I've read that the disappearance of Armand from the ending was intentional, because she didn't want to share the limelight with her rising young co-star, Rudolph Valentino (born Rodolfo Alfonzo Raffaelo Pierre Filibert Guglielmi di Valentina d'Antonguolla, if you can believe IMDb, in Italy). Valentino's next film, The Sheik (1921), made him a superstar, but here he mostly just stands around looking handsome and virtuous and anxious for Marguerite's well-being. He and Rambova met during the production and got married the next year, although rumors continued that they were shielding each other's homosexuality. (It appears that Valentino was the Tom Cruise of his day.)

One of the nice things about this movie is that it's only 70 minutes long. It has a compact, concise five-act structure that cuts right to the chase, as well as updating it to the modern era. It isn't very subtle in its story, but it is very beautiful and strange to look at. It does not overstay its welcome, whereas I gave up on Garbo's 1936 version less than halfway through.

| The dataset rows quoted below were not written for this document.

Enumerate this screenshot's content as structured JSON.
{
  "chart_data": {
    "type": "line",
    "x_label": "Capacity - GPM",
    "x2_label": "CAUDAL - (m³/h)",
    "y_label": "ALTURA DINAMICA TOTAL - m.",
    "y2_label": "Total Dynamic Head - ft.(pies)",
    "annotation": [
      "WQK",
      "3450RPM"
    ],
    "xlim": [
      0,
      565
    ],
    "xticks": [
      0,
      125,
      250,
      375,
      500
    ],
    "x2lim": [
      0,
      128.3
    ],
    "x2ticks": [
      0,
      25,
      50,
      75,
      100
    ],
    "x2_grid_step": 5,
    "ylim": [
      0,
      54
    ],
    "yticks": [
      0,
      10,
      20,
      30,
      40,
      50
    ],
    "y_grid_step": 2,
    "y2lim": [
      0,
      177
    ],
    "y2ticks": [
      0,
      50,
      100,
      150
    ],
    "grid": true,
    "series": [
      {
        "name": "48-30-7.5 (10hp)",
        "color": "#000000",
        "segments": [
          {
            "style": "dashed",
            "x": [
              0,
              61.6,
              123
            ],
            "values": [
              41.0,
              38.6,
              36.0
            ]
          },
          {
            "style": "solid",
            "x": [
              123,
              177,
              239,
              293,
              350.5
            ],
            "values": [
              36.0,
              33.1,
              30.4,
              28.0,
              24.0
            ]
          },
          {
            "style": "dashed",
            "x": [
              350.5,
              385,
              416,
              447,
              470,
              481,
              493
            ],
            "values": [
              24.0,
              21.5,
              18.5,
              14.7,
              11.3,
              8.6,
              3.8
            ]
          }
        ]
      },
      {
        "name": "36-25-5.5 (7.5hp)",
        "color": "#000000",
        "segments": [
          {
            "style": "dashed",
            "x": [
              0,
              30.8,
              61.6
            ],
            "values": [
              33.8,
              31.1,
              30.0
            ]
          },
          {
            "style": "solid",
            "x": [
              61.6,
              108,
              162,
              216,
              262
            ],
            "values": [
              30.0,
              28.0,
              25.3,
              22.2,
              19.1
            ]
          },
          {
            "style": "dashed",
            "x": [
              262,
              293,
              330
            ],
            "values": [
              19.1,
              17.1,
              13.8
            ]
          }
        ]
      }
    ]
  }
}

The silent version is treated as an extra on the DVD of Garbo's version, and I should note that another layer of its charm is the sweet, detailed score composed by Peter Vantine, which really captures and complements the flow of feeling in the images.

About four years ago, I decided for some reason to get seriously into film noir, and that quickly led me to the silent German Expressionist films of the '20s as one of the roots of the movement. Before I knew it, I had become fascinated by the whole world of silent film. Now I find myself watching silent genres like weepies that are about as far from film noir as you can get. One thing this movie shares with the German Expressionists is the stylized sets, and there's also one sequence in a rainstorm with utterly gorgeous low-key lighting. It's the pure visual style that I find so mesmerizing, and Nazimova's ornate gestural acting fits right in. Garbo is not the successor to this type of film-making, it is the films Josef von Sternberg made with Marlene Dietrich, particularly that "relentless excursion into style," The Scarlet Empress. The modern heir would be Baz Luhrmann. Nazimova would have felt right at home in the gilded elephant at the Moulin Rouge.